I managed to live through the entire process of finding a house to buy in Alabama, selling our house in Tennessee, renovating our home in Alabama, and packing up and moving to Tennessee- all without ever feeling one ounce of anxiety or stress.

Well, at least I didn’t experience anxiety or stress in my mind. But subconsciously, my body absorbed it all, in the form of a spreading rash.

Strangely enough, the unquenchable itch began around my eyes (now the meerkat reference makes more sense); then around my neck and down across my arms. No amount of aloe vera would give me relief.

At first, I thought it was because I started drinking a cup of beet juice in the morning once I moved to Alabama. But no matter what I ate or drank, or didn’t eat or drink, the rash continued to intensify.
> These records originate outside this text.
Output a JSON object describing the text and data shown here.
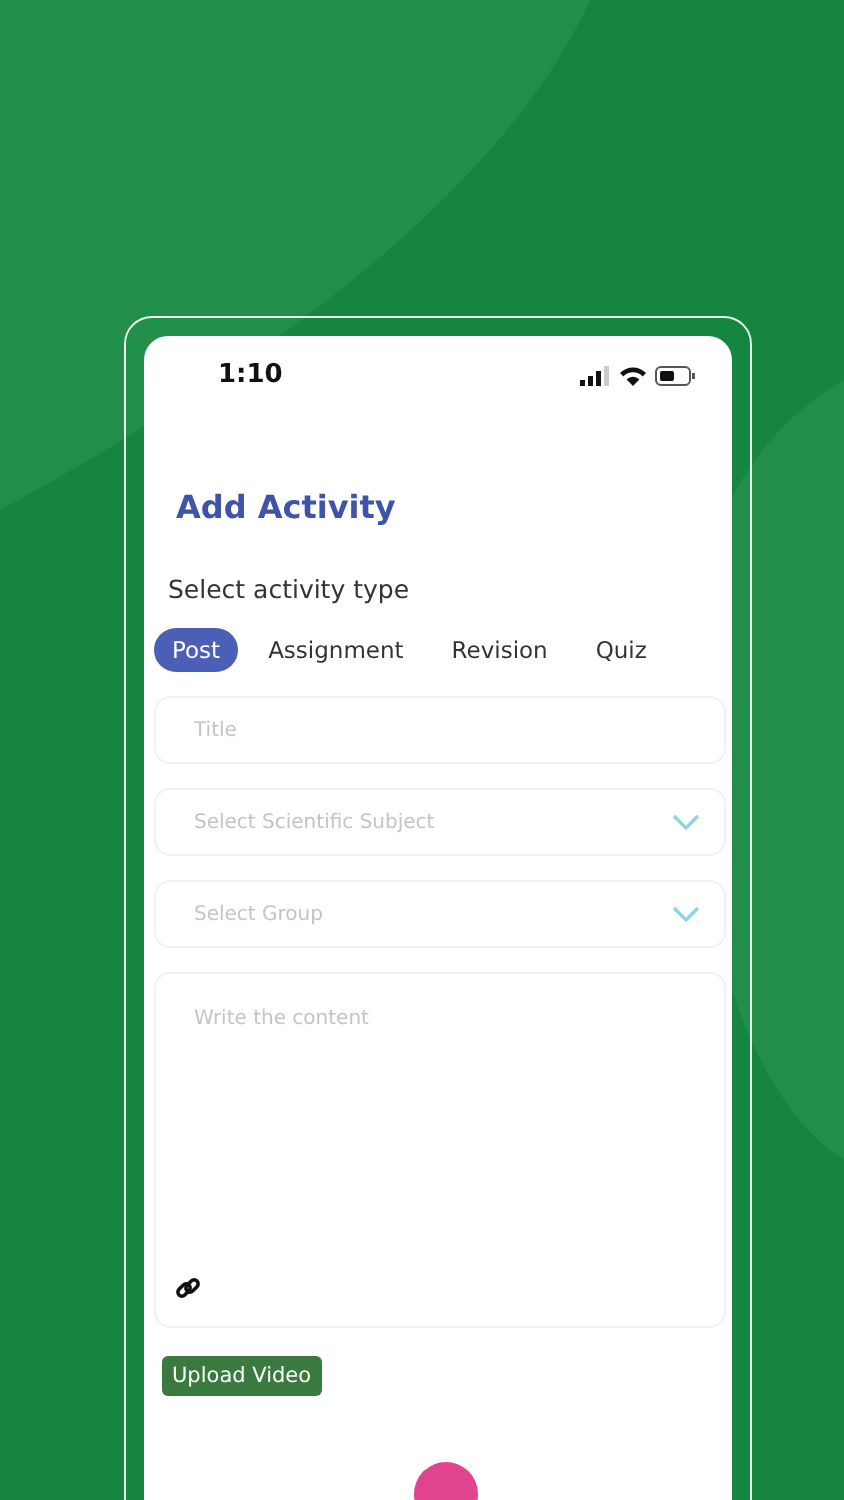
{
  "status_bar": {
    "time": "1:10"
  },
  "title": "Add Activity",
  "type_label": "Select activity type",
  "tabs": [
    {
      "label": "Post",
      "selected": true
    },
    {
      "label": "Assignment",
      "selected": false
    },
    {
      "label": "Revision",
      "selected": false
    },
    {
      "label": "Quiz",
      "selected": false
    }
  ],
  "fields": [
    {
      "kind": "text",
      "placeholder": "Title"
    },
    {
      "kind": "select",
      "placeholder": "Select Scientific Subject"
    },
    {
      "kind": "select",
      "placeholder": "Select Group"
    }
  ],
  "content": {
    "placeholder": "Write the content"
  },
  "upload_button": "Upload Video"
}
At the end of the month that we lived with my parents, my mom told me, “I have a feeling once you move into your own space in your new house, that rash is going to go away.”

She wasn’t wrong.

After all, Enneagram 9s like me use repressed anger as an underlying fuel source; powered not by minds (head) or our emotions (heart) but by our bodies (gut).

So unknowingly, I literally wore my feelings on my sleeve?

To be sure, my wife and I hired DUCTS Air Duct Cleaning to professionally clean out all our vents in our Alabama house.

They sucked up a scary amount of sawdust, wooden debris, and lent that was trapped in our home’s ventilation tubes. This was not only from all the renovations we’ve been doing, but also from the nearly 3 decades of previous owners of this house.

As we have begun settling in this week, it quickly became apparent that our neighbors are amazing. The day we moved in, our next door neighbor had delivered flowers to us. The girl across the street baked cookies and brought them to us. And the couple behind our house reached to to us to let us know we are welcome to let our kids play in their yard, which more than doubles our own yard space.

We are noticing that the positive effects of living a quieter life are showing up in our kids. They are choosing to talk to each other and play together… on their own.

Granted, it’s themed around aggressive pillow fights in the living room, laced with obscure trash talking: “You don’t even know how to hatch!”

We are settling in. I like it.

 

Dear Jack: You’re Always Tinkering with Something

13 years, 7 months.

Dear Jack,

Our family is now halfway through our first week living in our new home in Alabama.

Looking back on the month we lived with Nonna and Papa leading up to this point, an ongoing pattern I saw while we lived with them was your tendency to be “tinkering” with projects; with Papa as your main audience member.

For example, while unpacking from the move from Tennessee, you found one of your remote control cars and decided to start replacing the wheels with a special multipurpose tool you found at a local thrift store here.

After all, Papa is known for rebuilding cars in his shop. I feel a feeling you will carry on the tradition in our family!

Love,

Daddy

Dear Holly: Constant Access to Your Cousin Now

8 years, 2 months.

Dear Holly,

For your entire life, you were only able to see your cousin Darla once every month or two, based on us driving to Alabama from Tennessee.

Now that we have moved to Alabama and live on the same street as her, you seem to be hanging out with her every chance you get.

Not only that, the two of you talk to each other every day on an app from JusTalk. So while Mommy and I are working from home, I can hear you in your bedroom catching up with Darla each morning.

You are loving our move here!

Love,

Daddy

 

 

Dear Jack: You Got a Perm for Your Upcoming 8th Grade School Year

13 years, 8 months.

Dear Jack,

Twenty-six years ago in the summer of 1998, I went to get a perm from Chalane McClung at Golden Shears; in preparation of my upcoming senior year at Fort Payne High School.

This week, you got a perm from Chalane McClung at Golden Shears; in preparation of your upcoming 8th grade year at Fort Payne Middle School.

It was all your idea. You have been refraining from getting a haircut for the past 3 months.

And now, you have confirmed it was totally worth it.

Not only do you get to be the cool new kid who transferred in from Tennessee, but you get to be the boy with the coolest hair!